Stream vs Promise Asynchronicity

I recently hit a stumbling block whilst testing asynchronous javascript. My code needed to make a call to the server from the browser, so I decided to use a Promise as an abstraction in order to stub it out. I chose the bluebird library, as it’s incredibly popular, performant and adheres to the Promises/A+ spec.

Unfortunately when I stubbed out the server call with an immediately-resolved promise in my test, it always failed:

describe('bluebird', () => {
const getPromise = () =>
Promise.resolve(true);
it('should allow synchronous behaviour', () => {
let set = false;
getPromise()
.then(value => {
set = value;
});
expect(set).toBe(true);
});
});

It wasn’t obvious what was going wrong and by the time I started to pull my hair out I decided to change tack. I replaced the use of bluebird Promises with Rx Observables (the other common way of combining asynchronous operations), to create a stream with one value, which would be the server’s response. Lo and behold the code worked! I’ve created a fiddle to compare the (seemingly identical) tests:

https://jsfiddle.net/nickkell/91L05sta/

The reason is that libraries adhering to the Promises/A+ spec must be asynchronous, even if your code looks like it’s executing synchronously and immediately. It seems that observables don’t have this same requirement and can actually execute synchronously.
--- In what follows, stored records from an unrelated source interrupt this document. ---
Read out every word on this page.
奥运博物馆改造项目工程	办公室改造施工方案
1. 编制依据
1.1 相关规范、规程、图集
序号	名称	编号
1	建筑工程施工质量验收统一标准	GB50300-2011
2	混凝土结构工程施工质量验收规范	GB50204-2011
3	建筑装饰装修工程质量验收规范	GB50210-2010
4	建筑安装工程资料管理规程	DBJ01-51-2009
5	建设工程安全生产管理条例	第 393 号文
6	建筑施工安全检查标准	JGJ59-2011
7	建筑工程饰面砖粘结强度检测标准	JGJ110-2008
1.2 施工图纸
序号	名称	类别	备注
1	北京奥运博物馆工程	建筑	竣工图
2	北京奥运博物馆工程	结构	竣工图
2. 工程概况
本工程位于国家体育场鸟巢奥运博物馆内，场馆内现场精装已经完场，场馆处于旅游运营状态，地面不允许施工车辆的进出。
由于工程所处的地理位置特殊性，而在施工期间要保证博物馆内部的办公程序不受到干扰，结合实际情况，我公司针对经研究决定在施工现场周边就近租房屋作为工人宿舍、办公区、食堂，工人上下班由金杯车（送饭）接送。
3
I’ve created a fiddle that shows the previously failing test passing, by invoking the callback that jasmine gives you especially for this purpose:

https://jsfiddle.net/nickkell/7vo4nuxv/1/

I’m not sure which behaviour is more correct, but the synchronous execution of the Rx Observable was definitely more in-line with my mental model of the problem and I’ll be sticking with them from now on.